Short-term strategies to improve the batteries' function include storing the buses indoors when not in use, so the ambient temperature is warmer; charging the batteries when they're still warm; and limiting the length of time the bus doors are open at stops.
On a larger scale, Gu said the research points to the need for greater adjustments in, or assessments of, infrastructure to accommodate electric buses.
"You have to try to optimize the schedule of all of the buses and to consider the capability of your infrastructure - how many charging stations you have, and if you have your own garage," he said. "You have to train the drivers, the dispatchers and the service workers. I think from an operational and infrastructure perspective, there are a lot of messages here for future transit system planning."

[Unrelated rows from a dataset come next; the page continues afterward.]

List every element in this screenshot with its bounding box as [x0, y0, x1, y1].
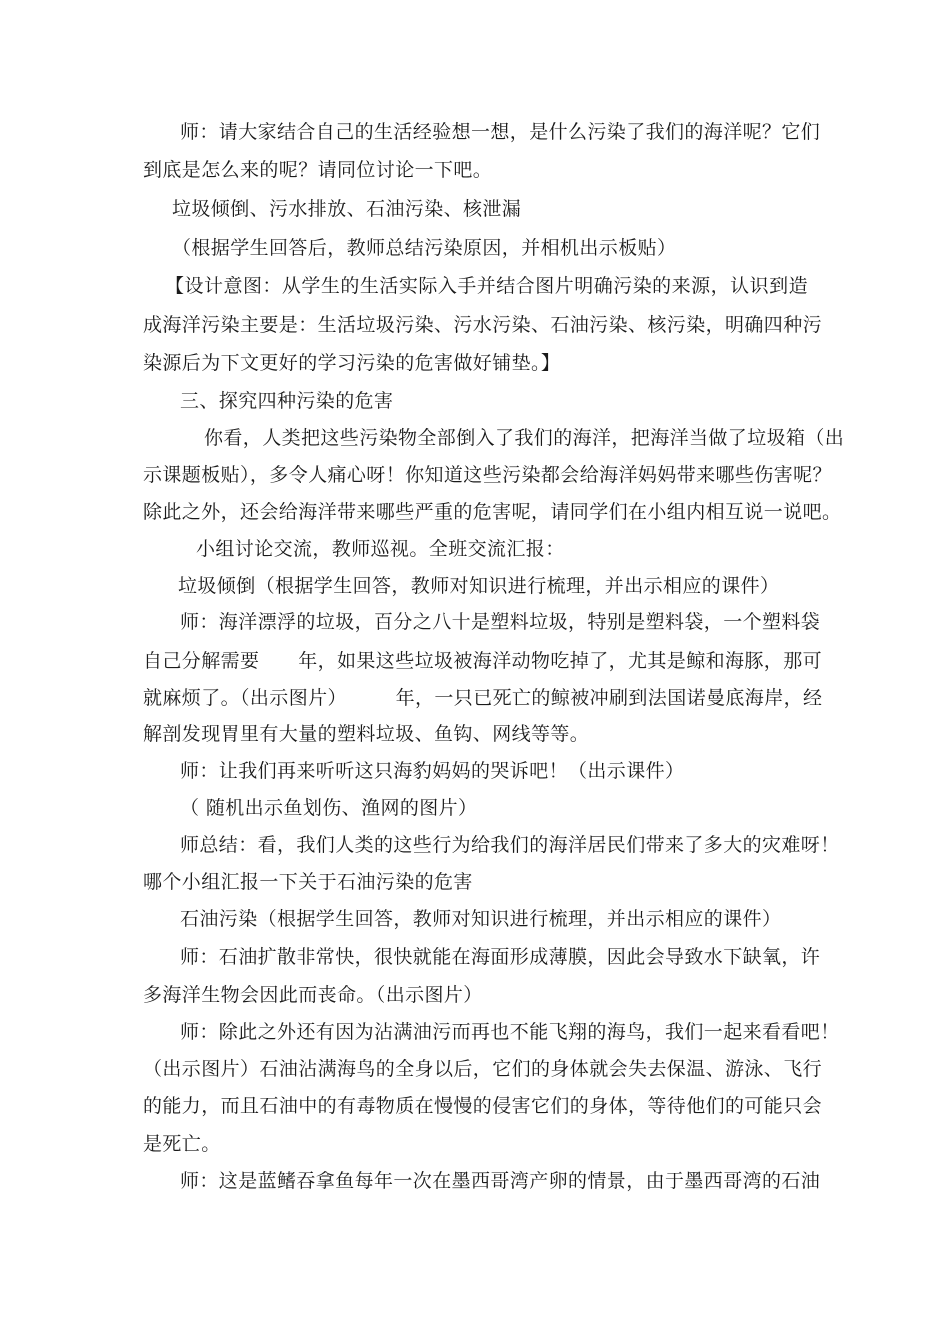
paragraph-line: 师：石油扩散非常快，很快就能在海面形成薄膜，因此会导致水下缺氧，许 [180, 946, 821, 968]
paragraph-line: 师总结：看，我们人类的这些行为给我们的海洋居民们带来了多大的灾难呀！ [180, 834, 840, 856]
paragraph-line: 除此之外，还会给海洋带来哪些严重的危害呢，请同学们在小组内相互说一说吧。 [143, 501, 842, 523]
paragraph-line: 师：让我们再来听听这只海豹妈妈的哭诉吧！（出示课件） [180, 760, 685, 782]
paragraph-line: 解剖发现胃里有大量的塑料垃圾、鱼钩、网线等等。 [143, 723, 590, 745]
paragraph-line: 师：海洋漂浮的垃圾，百分之八十是塑料垃圾，特别是塑料袋，一个塑料袋 [180, 611, 821, 633]
paragraph-line: 石油污染（根据学生回答，教师对知识进行梳理，并出示相应的课件） [180, 908, 782, 930]
section-heading: 三、探究四种污染的危害 [180, 390, 394, 412]
paragraph-line: 是死亡。 [143, 1133, 221, 1155]
paragraph-line: 的能力，而且石油中的有毒物质在慢慢的侵害它们的身体，等待他们的可能只会 [143, 1095, 823, 1117]
paragraph-line: 多海洋生物会因此而丧命。（出示图片） [143, 984, 483, 1006]
paragraph-line: （ 随机出示鱼划伤、渔网的图片） [180, 797, 478, 819]
paragraph-line: 哪个小组汇报一下关于石油污染的危害 [143, 871, 473, 893]
paragraph-line: 染源后为下文更好的学习污染的危害做好铺垫。】 [143, 352, 561, 374]
paragraph-line: 到底是怎么来的呢？请同位讨论一下吧。 [143, 159, 493, 181]
paragraph-line: 你看，人类把这些污染物全部倒入了我们的海洋，把海洋当做了垃圾箱（出 [204, 427, 845, 449]
paragraph-line: 垃圾倾倒（根据学生回答，教师对知识进行梳理，并出示相应的课件） [178, 575, 780, 597]
paragraph-line: 成海洋污染主要是：生活垃圾污染、污水污染、石油污染、核污染，明确四种污 [143, 314, 823, 336]
paragraph-line: 师：除此之外还有因为沾满油污而再也不能飞翔的海鸟，我们一起来看看吧！ [180, 1021, 840, 1043]
paragraph-line: 师：请大家结合自己的生活经验想一想，是什么污染了我们的海洋呢？它们 [180, 121, 821, 143]
paragraph-line: 师：这是蓝鳍吞拿鱼每年一次在墨西哥湾产卵的情景，由于墨西哥湾的石油 [180, 1170, 821, 1192]
paragraph-line: 【设计意图：从学生的生活实际入手并结合图片明确污染的来源，认识到造 [165, 275, 808, 297]
paragraph-line: （根据学生回答后，教师总结污染原因，并相机出示板贴） [172, 237, 677, 259]
paragraph-line: 小组讨论交流，教师巡视。全班交流汇报： [196, 538, 565, 560]
paragraph-line: 就麻烦了。（出示图片） 年，一只已死亡的鲸被冲刷到法国诺曼底海岸，经 [143, 687, 823, 709]
paragraph-line: 垃圾倾倒、污水排放、石油污染、核泄漏 [172, 198, 522, 220]
paragraph-line: （出示图片）石油沾满海鸟的全身以后，它们的身体就会失去保温、游泳、飞行 [143, 1058, 823, 1080]
paragraph-line: 自己分解需要 年，如果这些垃圾被海洋动物吃掉了，尤其是鲸和海豚，那可 [143, 650, 823, 672]
paragraph-line: 示课题板贴），多令人痛心呀！你知道这些污染都会给海洋妈妈带来哪些伤害呢？ [143, 464, 832, 486]
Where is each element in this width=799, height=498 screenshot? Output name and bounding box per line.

Gu said the varied urban and rural routes and hilly terrain in Ithaca allowed the researchers to glean even more insights about the buses' performance, finding that the buses experienced a smaller increase in energy consumption on rural routes during cold weather compared to urban routes. That information might help planners strategically choose which routes to assign to electric buses in a mixed fleet.
The drastic increase in energy consumption was unexpected, Zhang said. "But any lessons are good lessons. This helps us learn as a society and do better."
The research is also an example of mutually beneficial collaboration between the Ithaca community and researchers at Cornell. Zhang's team has met repeatedly with TCAT officials as the research has progressed.
"We're learning each other's perspective, and we're sharing our insights," he said. "It's beautiful, right? Cornell researchers and TCAT, we're learning at the same time, we're learning through the data, through the collaboration."
Doctoral student Quanhuan Liao is a co-author.